Indeed, much of the first House of the Dragon episode is centered on the friendship of Rhaenyra and Alicent, who seem preternaturally close. And one of the most useful creative tools for Carey during the making of the show is how she began creating a journal written from Alicent’s perspective about the events in the series. When we ask what is written there about Rhaenyra during the events of the first episode, Carey says:
“I think something we explored within the relationship between Alicent and Rhaenyra is their closeness, and sort of toeing the line between platonic and romantic—in the sense that these young women, girls even, are confused by their closeness but also blissfully unaware… so I definitely wrote a huge amount about her feelings toward Rhaenyra, this overwhelming adoration and love that she couldn’t quite fathom or put into words.”
And yet, both Alcock and Carey note the seeds of that relationship’s destruction are also laid in the first episode. Alcock describes this as due to an “internalized misogyny” that is already threading a line of jealousy between the pair. But the road to perdition becomes explicit at the end of the first episode. For Rhaenyra it is perhaps due to her father picking an ill-fated unborn child over her mother, and for Alicent it is because of her own father, Ser Otto Hightower (Rhys Ifans), beginning to push Alicent toward the grieving and widowed king as a form of temptation.
“We kind of leant into the confusion,” Carey says of developing that scene with Ifans and director Miguel Sapochnik, including how they filmed it four different ways. “Alicent doesn’t know what the implications are.
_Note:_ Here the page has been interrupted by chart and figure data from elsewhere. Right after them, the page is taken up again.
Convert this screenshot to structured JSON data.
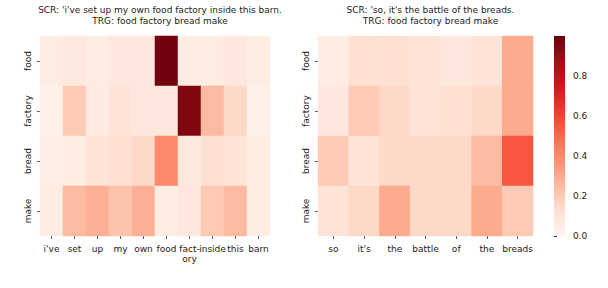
{
  "chart_data": [
    {
      "type": "heatmap",
      "title": "SCR: 'i've set up my own food factory inside this barn.",
      "subtitle": "TRG: food factory bread make",
      "x_categories": [
        "i've",
        "set",
        "up",
        "my",
        "own",
        "food",
        "fact-\nory",
        "inside",
        "this",
        "barn"
      ],
      "y_categories": [
        "food",
        "factory",
        "bread",
        "make"
      ],
      "cells": [
        [
          0.05,
          0.07,
          0.05,
          0.08,
          0.08,
          0.98,
          0.05,
          0.05,
          0.08,
          0.05
        ],
        [
          0.03,
          0.2,
          0.06,
          0.1,
          0.08,
          0.08,
          0.95,
          0.25,
          0.15,
          0.03
        ],
        [
          0.04,
          0.05,
          0.1,
          0.12,
          0.15,
          0.4,
          0.07,
          0.12,
          0.1,
          0.05
        ],
        [
          0.05,
          0.25,
          0.28,
          0.22,
          0.28,
          0.05,
          0.08,
          0.2,
          0.25,
          0.05
        ]
      ]
    },
    {
      "type": "heatmap",
      "title": "SCR: 'so, it's the battle of the breads.",
      "subtitle": "TRG: food factory bread make",
      "x_categories": [
        "so",
        "it's",
        "the",
        "battle",
        "of",
        "the",
        "breads"
      ],
      "y_categories": [
        "food",
        "factory",
        "bread",
        "make"
      ],
      "cells": [
        [
          0.05,
          0.12,
          0.12,
          0.1,
          0.08,
          0.1,
          0.3
        ],
        [
          0.08,
          0.2,
          0.15,
          0.1,
          0.12,
          0.15,
          0.3
        ],
        [
          0.2,
          0.1,
          0.15,
          0.15,
          0.15,
          0.25,
          0.55
        ],
        [
          0.1,
          0.15,
          0.3,
          0.15,
          0.15,
          0.3,
          0.2
        ]
      ],
      "colorbar": {
        "range": [
          0,
          1
        ],
        "ticks": [
          {
            "value": 0,
            "label": "0.0"
          },
          0.2,
          0.4,
          0.6,
          0.8
        ]
      }
    }
  ]
}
Maybe she does; maybe she doesn’t; she’s not quite sure. But if she does understand, she definitely can’t comprehend them. So journaling for me helped lay that out.”
While Alcock and Carey may not play the eventual fruit that internalized misogyny and confusion bears, their counterparts, such as Olivia Cooke who plays Alicent as an adult, can follow that thread from the first episode.
Says Cooke, “I think she is a product of incredibly bad parenting. She’s been indoctrinated since such a young age. She’s been groomed to be a consummate woman, a little girl of the court, and she has no idea that she’s a political pawn in her father’s ever growing ambitions. And when we see my version of Alicent, she’s beginning to understand the relationship between father and daughter just hasn’t been a healthy one, it hasn’t been a loving one…. it’s been completely self-serving and she’s trying to reckon with who she would be if it wasn’t for her father. What does she actually want from life in the kingdom and what are her pure ambitions?”
But then there is much reckoning to go around, onscreen and off.
House of the Dragon is now playing on HBO and HBO Max.